Le fourre-tout incomplet
Enfin, le gouvernement réussit l’exploit, malgré son texte foisonnant et incohérent, de passer à côté de plusieurs sujets majeurs. D’abord, le PJL passe sous silence les moyens alloués à la justice pour faire son travail. Dans le cadre de la lutte contre le cyberharcèlement, on ne peut pourtant pas ignorer que le Pôle national de lutte contre la haine en ligne (PNLH) a été créé fin 2020 à moyens constants au sein du parquet de Paris, malgré l’ampleur de la tâche. Dans un esprit très sécuritaire, le gouvernement préfère renforcer les pouvoirs administratifs et contourner le juge judiciaire tout au long du texte dans un souci « d’efficacité ».
Il n’a pas pris le soin non plus d’ajouter un titre sur la sobriété numérique au moment où l’empreinte environnementale du numérique pourrait passer de 2,5% à 7% des émissions de gaz à effet de serre en France d’ici 2030, que la consommation d’électricité va exploser dans les années à venir et que les datacenter sont toujours plus énergivores. Après le texte industrie verte qui n’avait de vert que le nom, voilà un nouveau projet qui trahit complètement la promesse de Macron : « ce mandat sera écologique ou ne sera pas ».

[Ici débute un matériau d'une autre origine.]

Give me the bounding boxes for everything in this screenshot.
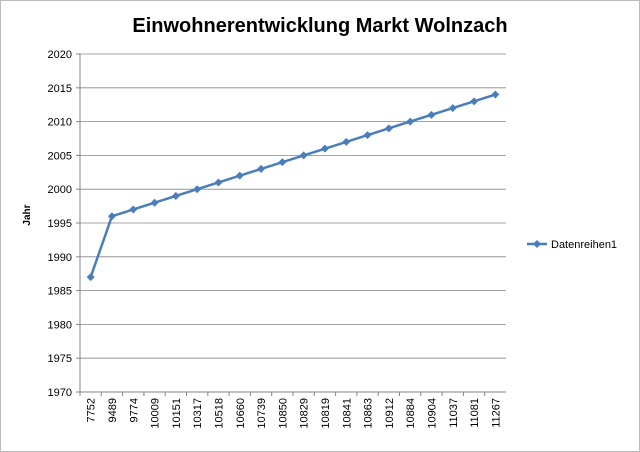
x-tick-label: 10829 (299, 398, 311, 429)
y-tick-label: 2000 (48, 184, 72, 196)
x-tick-label: 10009 (150, 398, 162, 429)
x-tick-label: 10819 (320, 398, 332, 429)
y-tick-label: 1980 (48, 319, 72, 331)
legend-label: Datenreihen1 (551, 239, 617, 251)
y-tick-label: 2020 (48, 49, 72, 61)
point-marker (150, 198, 159, 207)
point-marker (235, 171, 244, 180)
y-tick-label: 2015 (48, 83, 72, 95)
point-marker (257, 164, 266, 173)
y-tick-label: 2005 (48, 150, 72, 162)
x-tick-label: 10904 (426, 398, 438, 429)
point-marker (470, 97, 479, 106)
x-tick-label: 9489 (107, 398, 119, 422)
x-tick-label: 11081 (469, 398, 481, 428)
point-marker (320, 144, 329, 153)
x-tick-label: 10850 (277, 398, 289, 429)
y-tick-label: 1990 (48, 252, 72, 264)
x-tick-label: 10660 (235, 398, 247, 429)
point-marker (129, 205, 138, 214)
x-tick-label: 10841 (341, 398, 353, 429)
point-marker (86, 273, 95, 282)
point-marker (107, 212, 116, 221)
x-tick-label: 10912 (384, 398, 396, 429)
y-tick-label: 2010 (48, 117, 72, 129)
x-tick-label: 7752 (86, 398, 98, 422)
x-tick-label: 9774 (128, 398, 140, 422)
point-marker (299, 151, 308, 160)
y-axis-label: Jahr (22, 204, 33, 225)
series-line (89, 93, 496, 278)
x-tick-label: 10317 (192, 398, 204, 429)
point-marker (363, 131, 372, 140)
point-marker (342, 137, 351, 146)
y-tick-label: 1975 (48, 353, 72, 365)
y-tick-label: 1995 (48, 218, 72, 230)
point-marker (384, 124, 393, 133)
y-tick-label: 1970 (48, 387, 72, 399)
point-marker (171, 191, 180, 200)
x-tick-label: 10151 (171, 398, 183, 429)
x-tick-label: 11037 (448, 398, 460, 428)
y-tick-label: 1985 (48, 286, 72, 298)
point-marker (193, 185, 202, 194)
point-marker (214, 178, 223, 187)
point-marker (406, 117, 415, 126)
x-tick-label: 10884 (405, 398, 417, 429)
point-marker (427, 110, 436, 119)
x-tick-label: 10518 (213, 398, 225, 429)
point-marker (278, 158, 287, 167)
x-tick-label: 11267 (490, 398, 502, 428)
legend-marker (533, 240, 541, 248)
chart-title: Einwohnerentwicklung Markt Wolnzach (132, 15, 507, 37)
x-tick-label: 10739 (256, 398, 268, 429)
point-marker (448, 104, 457, 113)
point-marker (491, 90, 500, 99)
x-tick-label: 10863 (363, 398, 375, 429)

Le gouvernement se refuse également à garantir l’interopérabilité entre plateformes ou services numériques en nuage, et se soumettra au bon vouloir de la commission européenne concernant la régulation des crédits de cloud, qui reste très timide dans le texte. Il en va pourtant de notre souveraineté numérique et de la préservation des données de nos collectivités, nos concitoyens et nos entreprises.
Face à ce constat, le groupe insoumis sera fortement mobilisé durant tout l’examen du texte en séance publique pour alerter sur les mesures à la fois inopérantes et liberticides du gouvernement et apporter ses propositions, moins simplistes et plus ancrées dans le réel.